Wednesday, June 24, 2026
WHAT WE CAN KNOW by Ian McEwan
Critics didn’t dub this author Ian Macabre for nothing, and
this book solidifies that reputation.
For the first 150 pages, the highbrow plot treads water as Thomas
Metcalfe in 2120 narrates his search for a lost poem from 2014. Not much has changed in 100 years except that
a bunch of landmasses and species of flora and fauna have disappeared, thanks
to climate change upheaval and a tsunami caused by a manmade screw-up. The missing
poem’s celebrated author read the poem, an homage to his wife, at a dinner
party and insisted that there be no other copies. The poem was a gift, and his wife could do
with it as she pleased. No one has seen
it since. The poet’s wife was a
published author herself but abandoned her writing career to become basically a
tradwife. Finally, our first half
narrator, Thomas rediscovers a forgotten note in his coat pocket, and things
start to get rolling.
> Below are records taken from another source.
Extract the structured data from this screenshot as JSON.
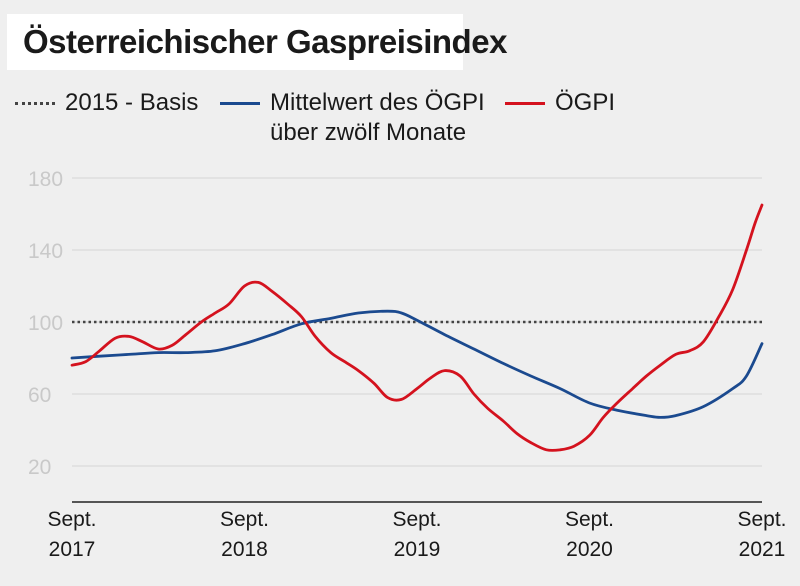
{
  "title": "Österreichischer Gaspreisindex",
  "legend": [
    {
      "label": "2015 - Basis",
      "style": "dotted",
      "color": "#444444"
    },
    {
      "label": "Mittelwert des ÖGPI\nüber zwölf Monate",
      "style": "solid",
      "color": "#1b4a8f"
    },
    {
      "label": "ÖGPI",
      "style": "solid",
      "color": "#d4121e"
    }
  ],
  "chart_data": {
    "type": "line",
    "title": "Österreichischer Gaspreisindex",
    "xlabel": "",
    "ylabel": "",
    "ylim": [
      0,
      190
    ],
    "xlim": [
      2017.67,
      2021.67
    ],
    "y_ticks": [
      20,
      60,
      100,
      140,
      180
    ],
    "x_ticks": [
      {
        "x": 2017.67,
        "label": "Sept.\n2017"
      },
      {
        "x": 2018.67,
        "label": "Sept.\n2018"
      },
      {
        "x": 2019.67,
        "label": "Sept.\n2019"
      },
      {
        "x": 2020.67,
        "label": "Sept.\n2020"
      },
      {
        "x": 2021.67,
        "label": "Sept.\n2021"
      }
    ],
    "grid": "horizontal",
    "reference_line": {
      "name": "2015 - Basis",
      "y": 100
    },
    "series": [
      {
        "name": "Mittelwert des ÖGPI über zwölf Monate",
        "color": "#1b4a8f",
        "points": [
          [
            2017.67,
            80
          ],
          [
            2017.83,
            81
          ],
          [
            2018.0,
            82
          ],
          [
            2018.17,
            83
          ],
          [
            2018.33,
            83
          ],
          [
            2018.5,
            84
          ],
          [
            2018.67,
            88
          ],
          [
            2018.83,
            93
          ],
          [
            2019.0,
            99
          ],
          [
            2019.17,
            102
          ],
          [
            2019.33,
            105
          ],
          [
            2019.5,
            106
          ],
          [
            2019.58,
            105
          ],
          [
            2019.67,
            101
          ],
          [
            2019.83,
            93
          ],
          [
            2020.0,
            85
          ],
          [
            2020.17,
            77
          ],
          [
            2020.33,
            70
          ],
          [
            2020.5,
            63
          ],
          [
            2020.67,
            55
          ],
          [
            2020.83,
            51
          ],
          [
            2021.0,
            48
          ],
          [
            2021.08,
            47
          ],
          [
            2021.17,
            48
          ],
          [
            2021.33,
            53
          ],
          [
            2021.5,
            63
          ],
          [
            2021.58,
            70
          ],
          [
            2021.67,
            88
          ]
        ]
      },
      {
        "name": "ÖGPI",
        "color": "#d4121e",
        "points": [
          [
            2017.67,
            76
          ],
          [
            2017.75,
            78
          ],
          [
            2017.83,
            84
          ],
          [
            2017.92,
            91
          ],
          [
            2018.0,
            92
          ],
          [
            2018.08,
            89
          ],
          [
            2018.17,
            85
          ],
          [
            2018.25,
            87
          ],
          [
            2018.33,
            93
          ],
          [
            2018.42,
            100
          ],
          [
            2018.5,
            105
          ],
          [
            2018.58,
            110
          ],
          [
            2018.67,
            120
          ],
          [
            2018.75,
            122
          ],
          [
            2018.83,
            117
          ],
          [
            2018.92,
            110
          ],
          [
            2019.0,
            103
          ],
          [
            2019.08,
            92
          ],
          [
            2019.17,
            83
          ],
          [
            2019.25,
            78
          ],
          [
            2019.33,
            73
          ],
          [
            2019.42,
            66
          ],
          [
            2019.5,
            58
          ],
          [
            2019.58,
            57
          ],
          [
            2019.67,
            63
          ],
          [
            2019.75,
            69
          ],
          [
            2019.83,
            73
          ],
          [
            2019.92,
            70
          ],
          [
            2020.0,
            60
          ],
          [
            2020.08,
            52
          ],
          [
            2020.17,
            45
          ],
          [
            2020.25,
            38
          ],
          [
            2020.33,
            33
          ],
          [
            2020.42,
            29
          ],
          [
            2020.5,
            29
          ],
          [
            2020.58,
            31
          ],
          [
            2020.67,
            37
          ],
          [
            2020.75,
            47
          ],
          [
            2020.83,
            55
          ],
          [
            2020.92,
            63
          ],
          [
            2021.0,
            70
          ],
          [
            2021.08,
            76
          ],
          [
            2021.17,
            82
          ],
          [
            2021.25,
            84
          ],
          [
            2021.33,
            89
          ],
          [
            2021.42,
            103
          ],
          [
            2021.5,
            118
          ],
          [
            2021.58,
            140
          ],
          [
            2021.63,
            155
          ],
          [
            2021.67,
            165
          ]
        ]
      }
    ]
  }
}
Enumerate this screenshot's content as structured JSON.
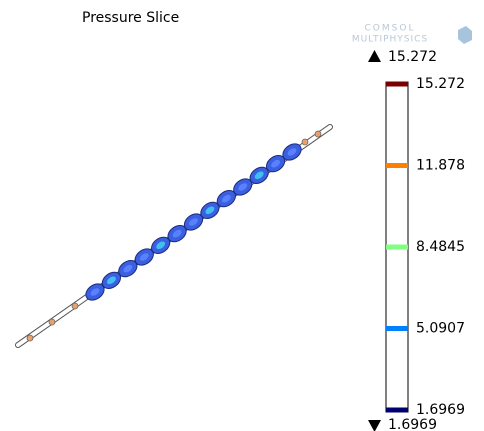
{
  "chart_data": {
    "type": "slice",
    "title": "Pressure Slice",
    "logo": [
      "COMSOL",
      "MULTIPHYSICS"
    ],
    "max": 15.272,
    "min": 1.6969,
    "colorbar": {
      "lim": [
        1.6969,
        15.272
      ],
      "ticks": [
        15.272,
        11.878,
        8.4845,
        5.0907,
        1.6969
      ],
      "colors": [
        "#7a0000",
        "#ff8000",
        "#80ff80",
        "#0080ff",
        "#00006e"
      ]
    }
  }
}
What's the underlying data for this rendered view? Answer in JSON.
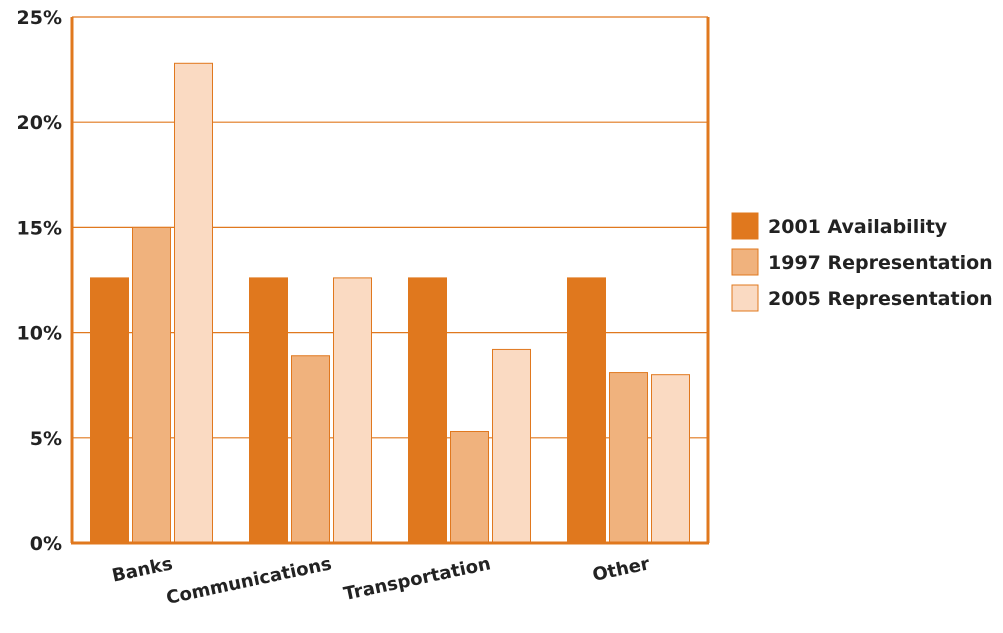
{
  "chart_data": {
    "type": "bar",
    "title": "",
    "xlabel": "",
    "ylabel": "",
    "ylim": [
      0,
      25
    ],
    "ytick_values": [
      0,
      5,
      10,
      15,
      20,
      25
    ],
    "ytick_labels": [
      "0%",
      "5%",
      "10%",
      "15%",
      "20%",
      "25%"
    ],
    "categories": [
      "Banks",
      "Communications",
      "Transportation",
      "Other"
    ],
    "series": [
      {
        "name": "2001 Availability",
        "values": [
          12.6,
          12.6,
          12.6,
          12.6
        ],
        "color": "#e0781e"
      },
      {
        "name": "1997 Representation",
        "values": [
          15.0,
          8.9,
          5.3,
          8.1
        ],
        "color": "#f0b27d"
      },
      {
        "name": "2005 Representation",
        "values": [
          22.8,
          12.6,
          9.2,
          8.0
        ],
        "color": "#fadac2"
      }
    ],
    "grid": true,
    "legend_position": "right",
    "accent_color": "#e0781e"
  }
}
His tedious search
for the lost poem morphs from an archive search to a more literal hunt for
buried treasure. Part II is something
else entirely, but readers will recognize the narrator and the other characters
from the 21st century dinner party.
This is where the storyline indeed becomes macabre, and a lost boy in a
train station is just a tiny warmup for what is to come. Unfortunately, some readers will probably
abandon this book before they get to the good stuff.